# ECO-027:  trap_mmu fix (2015-12-30)

### Scope
- Introduced in release w11a_V0.71
- Affects: all w11a systems

### Symptom summary
  A mmu trap could be lost or vectored through 014 (bpt) rather 250 (mmu).

### Background
The PDP-11/70 and 11/45 MMU offers a 'mmu trap' feature, which can cause
a trap when a memory location is read or written. This can be enabled with
special `ACF` values in the page descriptor registers for each segment end
globally enabled with an enable bit in `MMR0`.

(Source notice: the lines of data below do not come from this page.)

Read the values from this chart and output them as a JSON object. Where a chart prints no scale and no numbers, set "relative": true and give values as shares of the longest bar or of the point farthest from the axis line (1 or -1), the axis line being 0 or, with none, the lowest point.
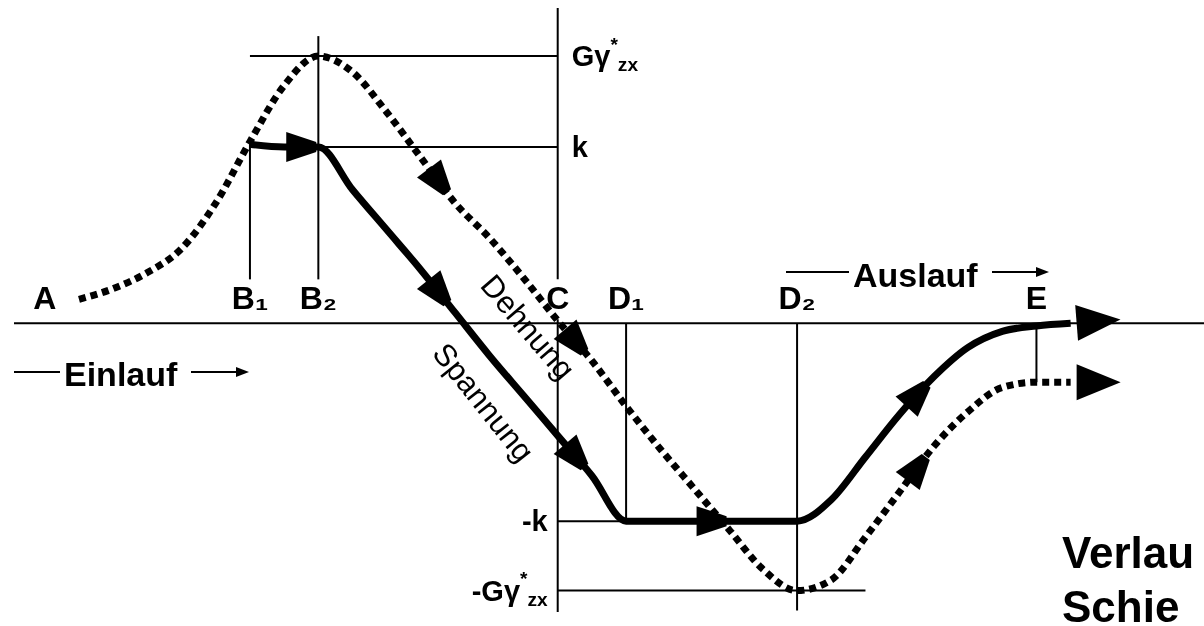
{
  "chart_data": {
    "type": "line",
    "relative": true,
    "categories": [
      "A",
      null,
      null,
      null,
      null,
      null,
      "B₁",
      null,
      "B₂",
      null,
      null,
      null,
      null,
      null,
      null,
      "C",
      null,
      "D₁",
      null,
      null,
      null,
      null,
      "D₂",
      null,
      null,
      null,
      null,
      null,
      null,
      "E",
      null,
      null,
      null
    ],
    "series": [
      {
        "name": "Dehnung",
        "color": "#000000",
        "line_style": "dotted",
        "values": [
          null,
          0.09,
          0.13,
          0.19,
          0.28,
          0.45,
          0.68,
          0.89,
          1,
          0.94,
          0.79,
          0.62,
          0.45,
          0.32,
          0.17,
          0.01,
          -0.14,
          -0.31,
          -0.47,
          -0.62,
          -0.77,
          -0.92,
          -1,
          -0.96,
          -0.8,
          -0.63,
          -0.46,
          -0.33,
          -0.24,
          -0.22,
          -0.22,
          null,
          null
        ]
      },
      {
        "name": "Spannung",
        "color": "#000000",
        "line_style": "solid",
        "values": [
          null,
          null,
          null,
          null,
          null,
          null,
          0.67,
          0.66,
          0.66,
          0.5,
          0.35,
          0.2,
          0.04,
          -0.12,
          -0.27,
          -0.42,
          -0.57,
          -0.74,
          -0.74,
          -0.74,
          -0.74,
          -0.74,
          -0.74,
          -0.66,
          -0.5,
          -0.34,
          -0.2,
          -0.09,
          -0.03,
          -0.01,
          0,
          null,
          null
        ]
      }
    ],
    "ref_lines": [
      {
        "axis": "y",
        "value": 1,
        "label": "Gγ$^{*}$$_{zx}$"
      },
      {
        "axis": "y",
        "value": 0.66,
        "label": "k"
      },
      {
        "axis": "y",
        "value": -0.74,
        "label": "-k"
      },
      {
        "axis": "y",
        "value": -1,
        "label": "-Gγ$^{*}$$_{zx}$"
      },
      {
        "axis": "x",
        "value": "B₁"
      },
      {
        "axis": "x",
        "value": "B₂"
      },
      {
        "axis": "x",
        "value": "C"
      },
      {
        "axis": "x",
        "value": "D₁"
      },
      {
        "axis": "x",
        "value": "D₂"
      },
      {
        "axis": "x",
        "value": "E"
      }
    ],
    "annotations": [
      "Einlauf",
      "Auslauf",
      "Verlau",
      "Schie"
    ]
  }
}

Since only 11/70 and 11/45 offer this (and J11 does not) this feature is
in general not used by operations systems.

Summary of issues:
When an instruction does more than one memory access and the mmu trap
condition occurs not on the last access
- an mmu trap could be missed
- an mmu trap might be vectored through 014 (the bpt vector)
The later happens for all read-modify-write accesses.

### Analysis
The `VM_STAT.trap_mmu` flag was copied into the `R_STATUS.trap_mmu` state bit
in `do_memcheck`, which is called for each memory wait. In case of a
read-modify-write the initial read will signal `trap_mmu`, while the
rmw completion will not (the mmu doesn't check on rmw completions).
This leads to
- lost mmu traps  (e.g. when mmu trap comes on 1st of 2 access)
- mmu traps vectored through 014 (the bpt vector)

The later happens due to the logic of state `s_opg_gen_rmw_w`:
- `do_memcheck` can clear `R_STATUS.trap_mmu`
- `do_fork_next` still branches to `s_trap_disp` because `R_STATUS.trap_mmu='1'`
- `s_trap_disp` sees `R_STATUS.trap_mmu='0'` and miscalculates the vector

### Fixes
`pdp11_sequencer` was modified to ensure that `R_STATUS.trap_mmu` is only set 
in `do_memcheck`. Same for `trap_ysv` (which had the same potential bug)

### Hindsight
The issue was found by systematic testing of mmu fault and trap behavior.
Because known OS don't use mmu traps the issue should not have any impact
on practical usage with OS like rsx or 211bsd.